Djokovic grew up in his parent's pizza shop, yet he has quickly embraced the gluten-free lifestyle. In fact, in his book, Serve To Win, he encouraged readers to cut gluten out of their diets.

Djokovic credited his meal plan with helping him avoid injuries. When he tried adding gluten back into his diet, he felt dizzy and sluggish almost immediately. 

He thus continued to eat gluten-free. In the years after his celiac diagnosis, he transitioned to a plant-based, mostly vegan diet.

Jenn Suhr

Suhr has not let her celiac disease slow her down. She was one of the top pole vaulters in the world, winning a silver medal at the 2008 Beijing Olympics. She followed that up with a gold medal four years later.

Suhr was diagnosed with celiac disease between these two Olympic appearances. She first suspected something was wrong when she began experiencing fatigue and muscle cramping in her toes and calves. 

She did research online and determined a gluten allergy may be the cause of her symptoms. Suhr thus removed gluten from her diet and immediately noticed a difference in her health. Her doctor then confirmed the gluten intolerance in 2010.

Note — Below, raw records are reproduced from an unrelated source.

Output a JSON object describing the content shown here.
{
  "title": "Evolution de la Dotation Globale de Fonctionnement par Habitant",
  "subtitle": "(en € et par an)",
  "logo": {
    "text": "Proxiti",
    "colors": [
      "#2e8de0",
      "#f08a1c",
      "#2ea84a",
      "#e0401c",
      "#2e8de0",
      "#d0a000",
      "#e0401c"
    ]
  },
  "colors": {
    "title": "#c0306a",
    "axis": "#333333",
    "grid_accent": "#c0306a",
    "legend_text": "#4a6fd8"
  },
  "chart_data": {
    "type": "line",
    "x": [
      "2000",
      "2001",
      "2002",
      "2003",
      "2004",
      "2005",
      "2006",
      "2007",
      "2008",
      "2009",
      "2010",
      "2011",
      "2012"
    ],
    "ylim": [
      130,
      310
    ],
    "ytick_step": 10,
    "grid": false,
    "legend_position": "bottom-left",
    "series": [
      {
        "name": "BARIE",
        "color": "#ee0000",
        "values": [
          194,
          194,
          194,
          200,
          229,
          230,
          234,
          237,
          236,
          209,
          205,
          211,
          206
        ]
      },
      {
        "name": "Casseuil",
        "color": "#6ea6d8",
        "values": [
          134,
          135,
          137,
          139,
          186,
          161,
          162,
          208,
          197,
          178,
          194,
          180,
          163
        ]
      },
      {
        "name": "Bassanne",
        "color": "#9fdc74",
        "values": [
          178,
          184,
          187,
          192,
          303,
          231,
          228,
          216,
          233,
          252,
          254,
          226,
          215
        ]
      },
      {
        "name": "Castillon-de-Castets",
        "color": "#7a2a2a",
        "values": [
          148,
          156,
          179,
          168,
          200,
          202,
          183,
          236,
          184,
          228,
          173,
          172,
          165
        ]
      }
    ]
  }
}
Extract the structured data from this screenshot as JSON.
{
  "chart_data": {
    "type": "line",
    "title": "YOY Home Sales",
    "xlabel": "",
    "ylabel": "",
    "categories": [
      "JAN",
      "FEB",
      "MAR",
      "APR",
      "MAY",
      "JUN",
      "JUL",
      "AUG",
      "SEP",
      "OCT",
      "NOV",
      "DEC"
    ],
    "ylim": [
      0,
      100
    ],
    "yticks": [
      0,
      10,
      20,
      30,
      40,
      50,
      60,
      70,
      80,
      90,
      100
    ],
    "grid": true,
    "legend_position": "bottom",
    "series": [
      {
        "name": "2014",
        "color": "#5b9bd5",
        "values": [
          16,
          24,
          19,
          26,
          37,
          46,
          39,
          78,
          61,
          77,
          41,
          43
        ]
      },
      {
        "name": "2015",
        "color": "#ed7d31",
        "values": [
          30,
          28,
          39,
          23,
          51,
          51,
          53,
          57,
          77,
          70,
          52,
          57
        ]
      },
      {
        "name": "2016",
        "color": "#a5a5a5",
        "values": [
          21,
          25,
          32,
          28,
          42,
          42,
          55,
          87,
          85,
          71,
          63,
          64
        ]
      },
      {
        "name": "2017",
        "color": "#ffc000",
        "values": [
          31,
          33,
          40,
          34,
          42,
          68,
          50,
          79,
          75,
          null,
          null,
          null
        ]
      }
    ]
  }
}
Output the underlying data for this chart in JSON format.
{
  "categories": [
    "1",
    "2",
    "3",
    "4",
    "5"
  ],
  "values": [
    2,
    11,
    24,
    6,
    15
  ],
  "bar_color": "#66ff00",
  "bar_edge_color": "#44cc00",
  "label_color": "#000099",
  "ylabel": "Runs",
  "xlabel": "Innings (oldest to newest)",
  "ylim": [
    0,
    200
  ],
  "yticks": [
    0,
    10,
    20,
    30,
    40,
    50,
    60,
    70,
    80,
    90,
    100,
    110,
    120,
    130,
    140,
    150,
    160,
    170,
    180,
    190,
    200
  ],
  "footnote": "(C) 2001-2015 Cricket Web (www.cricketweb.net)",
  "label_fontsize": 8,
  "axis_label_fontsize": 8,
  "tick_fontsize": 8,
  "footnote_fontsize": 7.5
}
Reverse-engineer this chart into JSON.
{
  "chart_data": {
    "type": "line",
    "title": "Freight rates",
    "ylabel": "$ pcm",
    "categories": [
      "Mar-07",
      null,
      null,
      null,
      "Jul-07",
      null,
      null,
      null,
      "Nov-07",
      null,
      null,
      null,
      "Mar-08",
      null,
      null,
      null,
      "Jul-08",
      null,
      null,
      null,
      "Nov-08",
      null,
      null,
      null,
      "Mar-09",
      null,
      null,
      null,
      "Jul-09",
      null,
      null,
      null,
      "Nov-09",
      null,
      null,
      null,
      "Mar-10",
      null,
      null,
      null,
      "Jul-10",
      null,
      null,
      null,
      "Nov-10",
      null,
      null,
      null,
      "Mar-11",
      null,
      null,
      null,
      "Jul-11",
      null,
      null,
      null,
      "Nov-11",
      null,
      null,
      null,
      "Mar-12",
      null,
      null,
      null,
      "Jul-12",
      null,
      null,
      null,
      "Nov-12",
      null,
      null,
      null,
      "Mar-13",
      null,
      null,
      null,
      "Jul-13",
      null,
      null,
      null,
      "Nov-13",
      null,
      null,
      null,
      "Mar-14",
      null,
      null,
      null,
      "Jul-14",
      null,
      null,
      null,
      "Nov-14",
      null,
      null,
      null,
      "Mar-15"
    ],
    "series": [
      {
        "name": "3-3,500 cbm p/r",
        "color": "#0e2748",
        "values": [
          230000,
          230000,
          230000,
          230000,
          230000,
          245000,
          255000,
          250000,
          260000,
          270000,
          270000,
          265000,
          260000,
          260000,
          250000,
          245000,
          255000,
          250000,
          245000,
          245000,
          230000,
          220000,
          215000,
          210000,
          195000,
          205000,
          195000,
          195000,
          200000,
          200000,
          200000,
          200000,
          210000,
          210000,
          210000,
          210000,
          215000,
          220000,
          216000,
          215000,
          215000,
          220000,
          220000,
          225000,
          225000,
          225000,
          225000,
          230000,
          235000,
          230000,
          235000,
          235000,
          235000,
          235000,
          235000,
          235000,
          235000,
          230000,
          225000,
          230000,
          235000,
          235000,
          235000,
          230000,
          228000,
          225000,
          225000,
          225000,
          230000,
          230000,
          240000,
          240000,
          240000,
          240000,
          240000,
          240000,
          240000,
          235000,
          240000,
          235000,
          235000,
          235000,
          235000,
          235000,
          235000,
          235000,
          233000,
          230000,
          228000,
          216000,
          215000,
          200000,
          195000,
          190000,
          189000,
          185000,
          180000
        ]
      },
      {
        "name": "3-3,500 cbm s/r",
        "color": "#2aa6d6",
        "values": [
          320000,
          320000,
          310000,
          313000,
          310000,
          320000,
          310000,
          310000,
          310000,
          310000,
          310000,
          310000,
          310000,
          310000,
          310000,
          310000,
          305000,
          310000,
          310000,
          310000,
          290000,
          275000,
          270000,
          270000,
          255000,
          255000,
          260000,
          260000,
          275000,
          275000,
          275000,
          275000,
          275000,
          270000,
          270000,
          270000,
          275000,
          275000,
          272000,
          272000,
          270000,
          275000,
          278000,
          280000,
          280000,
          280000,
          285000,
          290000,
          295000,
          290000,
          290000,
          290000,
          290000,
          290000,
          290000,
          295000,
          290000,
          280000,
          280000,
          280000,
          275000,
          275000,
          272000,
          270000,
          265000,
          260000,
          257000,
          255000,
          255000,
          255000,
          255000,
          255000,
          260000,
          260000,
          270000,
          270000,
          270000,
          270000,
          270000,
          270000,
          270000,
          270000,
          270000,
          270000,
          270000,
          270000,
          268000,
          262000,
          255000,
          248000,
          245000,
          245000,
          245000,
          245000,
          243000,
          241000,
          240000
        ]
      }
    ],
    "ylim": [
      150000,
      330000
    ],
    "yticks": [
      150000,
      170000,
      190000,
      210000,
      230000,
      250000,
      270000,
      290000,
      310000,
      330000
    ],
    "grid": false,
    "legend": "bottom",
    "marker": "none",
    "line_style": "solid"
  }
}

Suhr admitted that following a gluten-free diet requires a lot of planning and diligence, particularly when food shopping. Traveling abroad presents even more challenges since foreign food labels do not always list which items are gluten-free. 

Suhr thus learned to pack some go-to gluten-free items in her bag wherever she goes: rice, canned chicken, granola bars, and crackers.

In an interview after her Olympic victory, Suhr encouraged young athletes with celiac disease to continue training. She also recommended shopping at stores with dedicated gluten-free sections.

Eve Muirhead

Muirhead won an Olympic bronze medal and three World Championship medals, including a gold, as part of Great Britain's and Scotland's women's curling teams. 

Shortly after that 2013 gold medal, she started suffering from bloating, weight loss, and digestive issues. Tests ultimately revealed that she had celiac disease. 

Muirhead spoke publicly about the diagnosis in 2015, revealing that she had more energy after removing gluten from her diet.

Muirhead admitted that she slipped up a few times but quickly regretted it later. She noted once instance where she ate a few slices of pizza after a curling contest. 

The next morning, she felt stabbing pain in her stomach. She then realized that while it was hard giving up her favorite foods, it was worth it to keep her body healthy. 

Her sacrifice paid off, as she won numerous European and World Curling Championship medals in the years after her diagnosis.

Cedric Benson

Benson was a star running back for Texas before the Chicago Bears selected him in the first round of the 2005 NFL Draft. 

Benson was inconsistent during his time with the Bears, who eventually released him in 2008. The Cincinnati Bengals signed him a few months later.

Benson later revealed that he had been diagnosed with celiac disease shortly before getting cut by the Bears. Benson said that he had more energy after switching to a gluten-free diet. 

This was reflected somewhat in his play on the field, as he had three 1,000-yard rushing seasons with the Bengals. Benson's career ended in 2012, and he sadly passed away from a motorcycle crash in 2019.


These athletes proved that you can still live your life after a celiac disease diagnosis. Simply adjust your diet, and you will start feeling better fairly quickly. 

You should have more energy and may even accomplish great athletic feats.